Why Did FPIs Offload Rs 17,741 Crore in July?

Synopsis
Key Takeaways
- FPI Outflow: Rs 17,741 crore in July.
- Trend Reversal: After three months of inflows.
- Primary Market Resilience: Continued buying of Rs 14,247 crores.
- Impact of Geopolitics: Market sentiment affected by global tensions.
- Future Inflows: Potential rebound as trade tensions ease.
New Delhi, Aug 3 (NationPress) In July, foreign portfolio investors (FPIs) turned into net sellers within the Indian equity market, prompting analysts to predict that consistent FPI inflows may resume as global trade tensions ease.
Data from NSDL indicates that FPIs recorded an outflow of Rs 17,741 crore last month, reversing a trend of inflows that persisted for three months—April, May, and June.
Notably, May witnessed the highest FPI inflows in 2025, while January marked a significant sell-off, with net outflows totaling Rs 78,027 crore.
“In July, FPIs divested equity worth Rs 31,988 crores via exchanges. This brings the cumulative sales figure for 2025 to Rs 13,1876 crores. Nevertheless, the FPI strategy of acquiring equity through the primary market persisted, with purchases amounting to Rs 14,247 crores in July,” stated VK Vijayakumar, Chief Investment Strategist at Geojit Investments Limited.
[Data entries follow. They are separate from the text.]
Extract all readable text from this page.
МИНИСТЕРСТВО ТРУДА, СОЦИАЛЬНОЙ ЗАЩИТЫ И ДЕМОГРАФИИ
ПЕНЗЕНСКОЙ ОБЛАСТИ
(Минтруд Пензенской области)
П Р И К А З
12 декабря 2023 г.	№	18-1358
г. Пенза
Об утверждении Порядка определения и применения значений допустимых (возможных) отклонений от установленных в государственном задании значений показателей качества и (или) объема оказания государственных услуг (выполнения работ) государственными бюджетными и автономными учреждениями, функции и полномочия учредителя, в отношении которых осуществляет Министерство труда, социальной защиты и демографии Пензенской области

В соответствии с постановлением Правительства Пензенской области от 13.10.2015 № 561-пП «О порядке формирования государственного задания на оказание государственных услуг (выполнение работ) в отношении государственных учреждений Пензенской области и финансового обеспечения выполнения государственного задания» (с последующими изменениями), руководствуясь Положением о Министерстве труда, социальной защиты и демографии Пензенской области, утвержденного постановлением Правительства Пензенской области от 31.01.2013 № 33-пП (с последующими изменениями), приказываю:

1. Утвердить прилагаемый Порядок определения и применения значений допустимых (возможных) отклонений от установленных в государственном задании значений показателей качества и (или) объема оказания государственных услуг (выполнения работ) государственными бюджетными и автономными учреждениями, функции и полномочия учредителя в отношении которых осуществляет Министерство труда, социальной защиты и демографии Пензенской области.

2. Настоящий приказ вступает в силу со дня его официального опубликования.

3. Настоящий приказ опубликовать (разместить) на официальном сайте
Thus far in 2025, the total investment from FPIs through the primary market has reached Rs 36,235 crores, reflecting a stable trend indicative of FPI preference for fair valuations, Vijayakumar noted.
Recently, U.S. President Donald Trump issued a 10-12 day ultimatum to Russia to conclude the war in Ukraine, or else face potential sanctions and secondary tariffs on nations trading with Russia—a move that has led to an uptick in oil prices, thereby affecting market sentiment in the short term, according to Vijayakumar.
“The rapid rise of the dollar index to 100 poses a challenge that could influence FPI inflows shortly. Market sentiment indicates that after the initial turmoil, a deal between India and the U.S. is likely to emerge following upcoming negotiations. A stable flow of FPI investments should materialize once conditions normalize,” Vijayakumar added.
“The selling of IT stocks by FPIs has caused a decline in the IT index, while uncertainty surrounding pharmaceuticals has also affected the pharma index, despite strong results from several companies in that sector,” he concluded.